Cytogenetics is a field of study that deals with chromosomes and related abnormalities. Chromosome analysis is also known as karyotyping and involves the pairing of homologous chromosomes.
Abnormalities in chromosomes cause several genetic disorders leading to developmental delay, congenital malformations, mental retardation, and infertility. Cytogenetic analysis is very crucial in the diagnosis of oncologic and hematologic disorders.
It helps in the diagnosis and classification of disease as well as in planning treatment regimens and monitoring the status of disease.
Researcher holding cytogenetic pictures of chromosomes - Image Copyright: RHIMAGE / Shutterstock
Cytogenetic Analysis in AML
Cytogenetic analysis plays a critical role in the diagnosis, classification, prognosis, and management of acute myeloid leukemia (AML). It has become an essential technique that helps doctors identify leukemia and provide treatment guidance. Cytogenetic testing is usually performed on the bone marrow of AML patients and helps in characterizing the aggressiveness of leukemia. Moreover, it assists in determining treatment response and overall prognosis.
Genetic analysis of FLT3, CEBPA, and NPM1 mutations is now standard practice in case of AML patients. AML risk factors are determined by identifying the underlying cytogenetic abnormalities, including chromosomal duplications, deletions, or substitutions and also under- or over-expression of some proteins.
A translocation involving chromosomes 15 and 17 referred to as t(15;17) is linked to acute promyelocytic leukemia (APL), which is a distinct AML subtype. Cytogenetic abnormalities are associated with 3 categories of disease - better-risk (65% long-term survival), medium-risk (25% long-term survival), and poor-risk (<10% long-term survival) disease.

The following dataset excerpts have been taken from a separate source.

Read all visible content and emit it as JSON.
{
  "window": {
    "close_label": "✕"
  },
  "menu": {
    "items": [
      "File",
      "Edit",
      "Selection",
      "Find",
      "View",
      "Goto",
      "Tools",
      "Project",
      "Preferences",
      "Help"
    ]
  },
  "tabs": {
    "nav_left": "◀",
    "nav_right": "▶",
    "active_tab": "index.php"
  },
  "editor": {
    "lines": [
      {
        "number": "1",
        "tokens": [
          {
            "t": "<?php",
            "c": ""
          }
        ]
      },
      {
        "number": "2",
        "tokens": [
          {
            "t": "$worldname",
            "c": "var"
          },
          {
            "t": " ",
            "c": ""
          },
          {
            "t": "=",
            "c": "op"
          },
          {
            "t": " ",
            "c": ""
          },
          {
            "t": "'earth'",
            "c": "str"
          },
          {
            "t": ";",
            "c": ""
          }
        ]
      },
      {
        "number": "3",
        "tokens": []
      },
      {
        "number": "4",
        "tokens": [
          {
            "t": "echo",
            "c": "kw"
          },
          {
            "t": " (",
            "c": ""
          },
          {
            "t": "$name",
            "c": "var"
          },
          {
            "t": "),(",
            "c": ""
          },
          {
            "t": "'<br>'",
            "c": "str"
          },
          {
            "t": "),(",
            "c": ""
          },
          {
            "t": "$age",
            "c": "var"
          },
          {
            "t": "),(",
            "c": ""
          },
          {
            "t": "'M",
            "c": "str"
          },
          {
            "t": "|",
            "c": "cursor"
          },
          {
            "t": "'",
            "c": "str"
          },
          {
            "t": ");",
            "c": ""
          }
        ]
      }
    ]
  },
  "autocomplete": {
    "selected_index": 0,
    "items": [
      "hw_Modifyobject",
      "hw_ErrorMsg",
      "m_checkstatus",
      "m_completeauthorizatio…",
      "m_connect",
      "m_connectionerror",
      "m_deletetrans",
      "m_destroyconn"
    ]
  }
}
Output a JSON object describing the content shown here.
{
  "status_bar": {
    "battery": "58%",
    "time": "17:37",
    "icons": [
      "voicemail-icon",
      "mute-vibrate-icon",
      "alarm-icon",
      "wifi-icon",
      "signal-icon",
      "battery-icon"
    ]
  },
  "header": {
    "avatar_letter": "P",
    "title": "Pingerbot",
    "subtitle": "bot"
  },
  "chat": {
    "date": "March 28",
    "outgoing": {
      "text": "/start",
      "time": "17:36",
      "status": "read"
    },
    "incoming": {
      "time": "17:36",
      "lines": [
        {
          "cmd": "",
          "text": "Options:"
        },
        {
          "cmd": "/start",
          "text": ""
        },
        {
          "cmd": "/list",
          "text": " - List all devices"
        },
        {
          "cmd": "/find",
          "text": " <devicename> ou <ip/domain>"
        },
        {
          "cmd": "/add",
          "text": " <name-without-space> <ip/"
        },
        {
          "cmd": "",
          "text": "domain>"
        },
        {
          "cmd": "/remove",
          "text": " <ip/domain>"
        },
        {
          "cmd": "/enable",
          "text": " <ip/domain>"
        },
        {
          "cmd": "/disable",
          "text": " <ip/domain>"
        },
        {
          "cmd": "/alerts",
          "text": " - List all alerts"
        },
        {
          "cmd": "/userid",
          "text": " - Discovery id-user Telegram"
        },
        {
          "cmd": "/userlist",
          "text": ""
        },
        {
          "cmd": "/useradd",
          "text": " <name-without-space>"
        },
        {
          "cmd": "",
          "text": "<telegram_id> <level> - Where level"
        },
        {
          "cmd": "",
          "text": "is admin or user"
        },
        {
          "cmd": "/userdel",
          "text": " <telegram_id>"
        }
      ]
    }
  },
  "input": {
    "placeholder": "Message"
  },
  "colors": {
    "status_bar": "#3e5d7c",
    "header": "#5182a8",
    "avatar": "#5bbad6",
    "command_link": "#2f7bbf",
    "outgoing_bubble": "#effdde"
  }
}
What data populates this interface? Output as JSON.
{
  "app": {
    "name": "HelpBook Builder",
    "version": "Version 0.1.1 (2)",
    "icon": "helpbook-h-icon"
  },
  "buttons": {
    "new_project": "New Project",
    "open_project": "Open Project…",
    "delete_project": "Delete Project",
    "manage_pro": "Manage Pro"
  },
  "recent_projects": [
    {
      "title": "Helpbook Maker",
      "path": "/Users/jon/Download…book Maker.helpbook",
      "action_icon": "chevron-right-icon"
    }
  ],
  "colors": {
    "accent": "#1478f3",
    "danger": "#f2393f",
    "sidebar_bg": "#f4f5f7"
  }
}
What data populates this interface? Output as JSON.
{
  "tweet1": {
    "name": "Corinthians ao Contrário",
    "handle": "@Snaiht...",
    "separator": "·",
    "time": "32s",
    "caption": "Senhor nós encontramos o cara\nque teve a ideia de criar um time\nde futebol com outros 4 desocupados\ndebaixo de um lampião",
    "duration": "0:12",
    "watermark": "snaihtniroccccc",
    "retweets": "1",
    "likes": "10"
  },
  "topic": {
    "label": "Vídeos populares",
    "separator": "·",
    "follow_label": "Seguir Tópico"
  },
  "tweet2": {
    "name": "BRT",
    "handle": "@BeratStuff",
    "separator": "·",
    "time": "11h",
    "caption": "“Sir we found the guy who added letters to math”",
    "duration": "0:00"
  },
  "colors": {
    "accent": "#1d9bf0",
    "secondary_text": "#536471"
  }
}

Molecular markers also play a key role in AML prognosis. FLT3 gene mutations are very common in AML and are seen in as much as one third of AML patients. FLT3 internal tandem duplications are present in 25% of AML cases and are associated with poor prognosis. NPM1 mutations are associated with intermediate or better risk and are usually favorable with patients responding well to chemotherapy. But NPM1 present along with FLT3 mutation is unfavorable. Mutations in CEBPA gene are associated with normal cytogenetic findings, longer remission, and improved overall survival.
Cytogenetic Testing Methods
Karyotyping or Routine Cytogenetic Analysis
This helps detect structural or numerical chromosome abnormalities. Chromosome analyses require cell cultures and involves the harvesting of chromosomes, chromosome banding, microscopic analysis and the production of karyotypes.
Molecular Cytogenetic Testing (FISH)
It is also called fluorescence in-situ hybridization (FISH). FISH testing involves the determination of the presence, absence, position, and copy number of DNA segments with the help of fluorescence microscopy.
- Metaphase FISH (Microdeletion FISH) - Metaphase FISH studies help in detecting changes such as microduplications and microdeletions in phenotypic findings.
- Dual-Color / Fusion FISH - This study is used to detect neoplastic rearrangements that affect two specific loci, but cannot detect variant, complex, and/or atypical rearrangements of the same loci.
- Dual-Color/Break-Apart FISH - This technique uses DNA probe systems to identify specific loci that cause rearrangements in several translocation partners.
- Interphase FISH - Interphase FISH studies provide information regarding enumeration or rearrangement in specific DNA probes, but other structural inferences are not possible using this technique.
Microarray Comparative Genomic Hybridization (aCGH) Testing
This kind of testing helps detect genomic copy number changes or minor genetic imbalances, such as gain or loss of chromosomal material, which cannot be detected by traditional FISH or cytogenetic analysis methods. It also helps to identify specific genes involved in a chromosomal abnormality that was detected using conventional FISH or cytogenetic testing methods.